Nurses demand to be paid what they were promised
Around 20 nurses held a protest outside Portimão Hospital this morning (April 21) against the “inaction” coming from the Algarve University Hospital Board (CHUA) and the Regional Health Authority (ARS Algarve).
The disgruntled health professionals accuse the entities of failing to fulfil their promises when it comes to career progression, an issue that sees nurses who have worked for several years – and in some cases over a decade – earning the same wages as nurses entering the job market for the first time.
Nurses in the Algarve are reaching their wit’s end and have been organising protests in Portimão and Faro every Thursday since the start of April, calling them ‘Indignation Thursdays’.
Another protest is scheduled at Faro Hospital on April 28 before nurses take their fight one step further with a region-wide strike on May 5.

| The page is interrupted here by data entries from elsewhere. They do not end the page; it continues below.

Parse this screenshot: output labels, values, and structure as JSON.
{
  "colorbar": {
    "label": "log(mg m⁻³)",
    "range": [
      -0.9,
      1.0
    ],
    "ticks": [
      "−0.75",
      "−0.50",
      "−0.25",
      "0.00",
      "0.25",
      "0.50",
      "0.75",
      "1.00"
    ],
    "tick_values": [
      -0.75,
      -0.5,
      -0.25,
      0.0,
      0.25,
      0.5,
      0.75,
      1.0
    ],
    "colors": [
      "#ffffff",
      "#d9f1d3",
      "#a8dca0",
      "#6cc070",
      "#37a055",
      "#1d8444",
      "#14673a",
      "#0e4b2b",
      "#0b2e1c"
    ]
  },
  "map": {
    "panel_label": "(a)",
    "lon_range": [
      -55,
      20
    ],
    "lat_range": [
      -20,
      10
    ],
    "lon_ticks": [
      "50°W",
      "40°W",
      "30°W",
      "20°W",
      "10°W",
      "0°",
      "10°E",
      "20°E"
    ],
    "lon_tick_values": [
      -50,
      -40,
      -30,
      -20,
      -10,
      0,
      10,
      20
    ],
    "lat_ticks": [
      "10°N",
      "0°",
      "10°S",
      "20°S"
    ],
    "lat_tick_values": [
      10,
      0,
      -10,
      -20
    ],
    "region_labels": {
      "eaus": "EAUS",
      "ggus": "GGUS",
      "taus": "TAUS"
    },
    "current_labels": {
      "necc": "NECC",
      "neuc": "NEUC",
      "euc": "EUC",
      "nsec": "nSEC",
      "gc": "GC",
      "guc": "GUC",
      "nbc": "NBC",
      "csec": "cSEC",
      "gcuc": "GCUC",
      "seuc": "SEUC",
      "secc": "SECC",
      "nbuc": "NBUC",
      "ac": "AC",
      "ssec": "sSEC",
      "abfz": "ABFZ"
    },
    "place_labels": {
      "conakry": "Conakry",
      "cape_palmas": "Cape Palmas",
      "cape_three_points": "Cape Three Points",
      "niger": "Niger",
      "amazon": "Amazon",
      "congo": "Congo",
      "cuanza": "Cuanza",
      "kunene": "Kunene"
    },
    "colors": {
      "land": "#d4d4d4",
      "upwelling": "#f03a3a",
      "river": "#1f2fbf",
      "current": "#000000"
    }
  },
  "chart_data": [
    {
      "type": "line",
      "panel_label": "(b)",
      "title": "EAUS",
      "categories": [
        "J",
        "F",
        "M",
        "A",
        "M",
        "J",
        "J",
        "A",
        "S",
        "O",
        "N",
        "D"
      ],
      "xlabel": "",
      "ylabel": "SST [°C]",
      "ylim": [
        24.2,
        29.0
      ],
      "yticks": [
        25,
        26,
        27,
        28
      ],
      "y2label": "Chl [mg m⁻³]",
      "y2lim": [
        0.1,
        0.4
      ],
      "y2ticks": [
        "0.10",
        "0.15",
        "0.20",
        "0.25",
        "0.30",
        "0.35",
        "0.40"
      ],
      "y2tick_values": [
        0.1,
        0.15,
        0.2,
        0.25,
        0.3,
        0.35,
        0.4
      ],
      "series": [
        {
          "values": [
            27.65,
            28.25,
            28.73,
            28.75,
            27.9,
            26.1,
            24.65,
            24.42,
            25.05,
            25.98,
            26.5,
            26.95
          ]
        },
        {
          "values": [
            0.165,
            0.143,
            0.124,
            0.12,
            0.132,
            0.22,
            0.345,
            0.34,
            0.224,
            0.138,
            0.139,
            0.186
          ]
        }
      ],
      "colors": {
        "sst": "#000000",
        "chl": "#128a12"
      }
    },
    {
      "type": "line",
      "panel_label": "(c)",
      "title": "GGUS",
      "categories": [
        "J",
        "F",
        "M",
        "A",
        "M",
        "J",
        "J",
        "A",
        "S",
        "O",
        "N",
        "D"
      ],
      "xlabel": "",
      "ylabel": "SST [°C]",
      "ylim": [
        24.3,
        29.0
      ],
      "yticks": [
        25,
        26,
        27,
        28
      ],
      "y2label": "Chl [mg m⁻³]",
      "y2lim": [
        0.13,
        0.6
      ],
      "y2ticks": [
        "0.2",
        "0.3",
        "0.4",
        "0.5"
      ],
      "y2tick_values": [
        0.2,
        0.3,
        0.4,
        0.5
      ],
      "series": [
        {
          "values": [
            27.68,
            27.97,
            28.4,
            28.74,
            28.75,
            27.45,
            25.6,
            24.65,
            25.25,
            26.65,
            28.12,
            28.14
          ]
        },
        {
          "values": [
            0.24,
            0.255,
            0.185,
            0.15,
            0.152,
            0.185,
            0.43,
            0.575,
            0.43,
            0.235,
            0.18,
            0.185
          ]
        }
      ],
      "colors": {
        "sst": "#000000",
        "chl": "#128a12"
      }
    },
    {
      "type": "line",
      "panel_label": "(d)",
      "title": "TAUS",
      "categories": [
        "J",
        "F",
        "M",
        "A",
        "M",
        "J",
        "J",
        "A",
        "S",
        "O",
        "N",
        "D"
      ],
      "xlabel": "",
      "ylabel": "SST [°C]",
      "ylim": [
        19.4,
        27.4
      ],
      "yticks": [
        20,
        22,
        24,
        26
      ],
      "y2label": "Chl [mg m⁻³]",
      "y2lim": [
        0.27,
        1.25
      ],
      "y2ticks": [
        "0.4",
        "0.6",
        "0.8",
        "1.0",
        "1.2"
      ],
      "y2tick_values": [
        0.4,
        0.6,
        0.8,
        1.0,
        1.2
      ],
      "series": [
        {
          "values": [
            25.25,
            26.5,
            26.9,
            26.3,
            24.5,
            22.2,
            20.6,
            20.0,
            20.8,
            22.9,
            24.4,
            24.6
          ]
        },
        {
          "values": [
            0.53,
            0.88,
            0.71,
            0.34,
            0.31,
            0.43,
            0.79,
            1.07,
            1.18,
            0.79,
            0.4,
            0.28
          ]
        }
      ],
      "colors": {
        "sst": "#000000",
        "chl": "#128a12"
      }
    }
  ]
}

Holding up signs calling CHUA and ARS Algarve “ungrateful” and demanding that they be paid what they were promised, the nurses say they have been given no choice.
“The situation is reaching its breaking point, not only because the issues aren’t being dealt with, but mostly because the institution (CHUA), which, at one point, recognised that the nurses’ entire employment years should be counted (for career progression), is the same institution which now does not want to recognise it and is taking money away from nurses,” Guadalupe Simões from the national nurses’ union (SEP) told the Resident at the protest.
But this is not the only issue at stake. The region continues to struggle with a chronic shortage of health professionals, and nurses are no exception.
“The Algarve continues to face a big problem when it comes to hiring nurses, but an even bigger struggle is retaining its nurses. Naturally, the absence of measures like the improvement of working conditions, and specifically the acknowledgement of their employment years, make the issue even worse,” said the nurse.
“In other words, nurses who work at CHUA do not know whether their years of service will be counted,” Simões said. “If we want nurses to stay here, we have to give them the conditions to do so.”
The SEP representative also lamented that incentives are given to doctors to retain them in “peripheral areas like the Algarve”, but not to nurses.
While nurses feel that their hard work is valued by the population, they lament that hospital administrations and health authorities, as well as the government and Ministry of Health, recognise the problems but don’t fulfil promises when it comes to raising salaries or allowing nurses to progress in their careers.
As Simões explained, nurses with individual work contracts account for around 50% of the workforce and continue to earn €1,201 – the same as nurses entering the job market for the first time – even though they have, in some cases, at least a decade of service under their belt.
Nurses continue to demand a meeting with CHUA.
“That is one of the goals of the strike. We asked for an urgent meeting and it still hasn’t been scheduled. We have a meeting scheduled for May 4 at the Ministry of Health, and one of the matters that will be discussed is the career progression points system,” said Simões, adding that even Prime Minister António Costa has acknowledged that nurses’ years of service should be taken into account when it comes to career progression.
“What we think of CHUA’s position is that it does not want social peace, it does not want to solve problems. They have left us with no choice.”